Just to make sure I understand … The author who owns their copyright has to get the SCN to act on their behalf under this framework if the publisher is erroneously asserting ownership? Leaving the actual owner of the content unable to assert their own rights?

No, the author certainly can also reach out to the publisher to correct a metadata error. Indeed, I don’t see why anyone couldn’t inform the publisher of the errors in their metadata, although I don’t know necessarily how an average user would know definitively what the rights status is, as to what rights were transferred or reserved and under what type of license.

Thanks. I was hoping that maybe this framework would facilitate that author communication since it is in this context/workflow they will perhaps learn that something is amiss when the messaging advises against upload. I was thinking something like “do you think this is wrong? contact……”

How does this work for an author sharing an AAM?

Publishers can embed XMP into their PDF workflow or add extra query strings to their DOI hyperlink (as outlined in the implementation presentation on the STM website). But authors don’t do these things (except maybe in fields that use LaTeX like mathematics, physics or computer science). And SCNs aren’t aggregating from institutional repositories that might have the ability to inject that metadata as far as I know. That leaves me thinking that the only real use case for this is for toll access publishers to better flag VoRs that should not be shared via SCNs – i.e. to restrict sharing.

I don’t understand the reliance on a PDF either. There are some publications which are electronic-only online. Would it be expected that there would be a JAV PDF generated from the electronic article? Cannot there be a different file format, such as EPUB or HTML which is definitively the JAV? Dependency on PDF XMP seems too limiting in an era of multiple digital representation file formats of article content. It seems like a conflation of the “printable page” with the article content.
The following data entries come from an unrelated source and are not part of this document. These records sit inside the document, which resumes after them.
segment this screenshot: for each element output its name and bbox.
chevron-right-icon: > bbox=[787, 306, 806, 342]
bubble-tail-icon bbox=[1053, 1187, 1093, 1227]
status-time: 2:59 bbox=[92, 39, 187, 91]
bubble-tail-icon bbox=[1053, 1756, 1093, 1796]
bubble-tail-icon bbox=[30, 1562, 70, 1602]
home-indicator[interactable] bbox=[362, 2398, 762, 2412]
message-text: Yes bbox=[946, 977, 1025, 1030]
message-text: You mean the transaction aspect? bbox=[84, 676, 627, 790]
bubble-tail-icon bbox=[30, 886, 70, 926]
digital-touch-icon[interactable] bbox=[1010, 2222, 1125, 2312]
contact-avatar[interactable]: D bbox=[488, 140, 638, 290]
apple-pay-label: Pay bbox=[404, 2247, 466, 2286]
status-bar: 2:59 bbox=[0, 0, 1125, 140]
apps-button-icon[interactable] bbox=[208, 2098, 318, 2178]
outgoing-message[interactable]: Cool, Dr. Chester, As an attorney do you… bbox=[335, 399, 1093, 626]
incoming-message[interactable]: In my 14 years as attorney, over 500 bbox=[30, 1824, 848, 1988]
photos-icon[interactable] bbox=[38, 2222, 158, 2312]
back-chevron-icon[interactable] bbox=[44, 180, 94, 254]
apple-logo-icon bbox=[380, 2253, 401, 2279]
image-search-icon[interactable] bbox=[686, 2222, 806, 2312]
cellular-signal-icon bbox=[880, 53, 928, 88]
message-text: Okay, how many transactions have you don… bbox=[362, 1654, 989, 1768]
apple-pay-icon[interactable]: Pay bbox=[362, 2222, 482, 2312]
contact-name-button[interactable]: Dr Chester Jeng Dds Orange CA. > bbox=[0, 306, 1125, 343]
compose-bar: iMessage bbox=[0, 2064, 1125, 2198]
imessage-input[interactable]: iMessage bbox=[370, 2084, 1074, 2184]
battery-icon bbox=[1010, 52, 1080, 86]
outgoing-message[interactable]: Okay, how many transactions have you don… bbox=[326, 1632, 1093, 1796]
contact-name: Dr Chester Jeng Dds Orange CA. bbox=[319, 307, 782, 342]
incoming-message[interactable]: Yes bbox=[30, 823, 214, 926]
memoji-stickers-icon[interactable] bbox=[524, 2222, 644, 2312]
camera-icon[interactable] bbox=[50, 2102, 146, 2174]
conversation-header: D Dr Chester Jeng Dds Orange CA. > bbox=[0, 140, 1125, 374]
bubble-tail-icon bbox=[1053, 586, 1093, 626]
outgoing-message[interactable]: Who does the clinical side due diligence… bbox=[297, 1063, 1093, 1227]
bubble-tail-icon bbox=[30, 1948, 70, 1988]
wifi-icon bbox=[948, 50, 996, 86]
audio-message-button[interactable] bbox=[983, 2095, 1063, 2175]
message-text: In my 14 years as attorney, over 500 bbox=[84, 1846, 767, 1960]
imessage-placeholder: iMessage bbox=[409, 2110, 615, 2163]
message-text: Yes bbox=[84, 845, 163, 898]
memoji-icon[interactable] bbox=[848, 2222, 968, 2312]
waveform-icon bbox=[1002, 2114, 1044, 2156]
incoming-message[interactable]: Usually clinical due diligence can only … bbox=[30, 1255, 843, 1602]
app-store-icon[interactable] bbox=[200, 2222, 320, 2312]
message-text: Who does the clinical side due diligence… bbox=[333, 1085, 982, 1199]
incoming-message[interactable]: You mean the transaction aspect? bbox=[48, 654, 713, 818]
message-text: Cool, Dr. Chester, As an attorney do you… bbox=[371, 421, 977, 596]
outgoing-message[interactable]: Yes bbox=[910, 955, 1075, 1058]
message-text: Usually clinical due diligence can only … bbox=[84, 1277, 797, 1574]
The reason that this project is focused on PDFs, is because these are generally the files that are shared within the ecosystem. The Framework would work equally well with EPUBs or HTML, since these file types can contain the same metadata tags. However most publishers are not distributing EPUB versions of journal articles (though they certainly have the capacity, since most publishers are generating the PDF and HTML and EPUBs from the same production XML) and the HTML versions aren’t easily stored or saved. The files that are saved, stored and shared using SCNs are predominantly PDF files. This Framework really isn’t so much publishers focused on the printable page as it is responding to user demand for portable documents, for which there is a preference–which is probably more because of legacy use and systems than it is because of features and functionality–by readers and users of content. As noted, PDF is a preferred consumption medium rather than a preferred production and distribution format.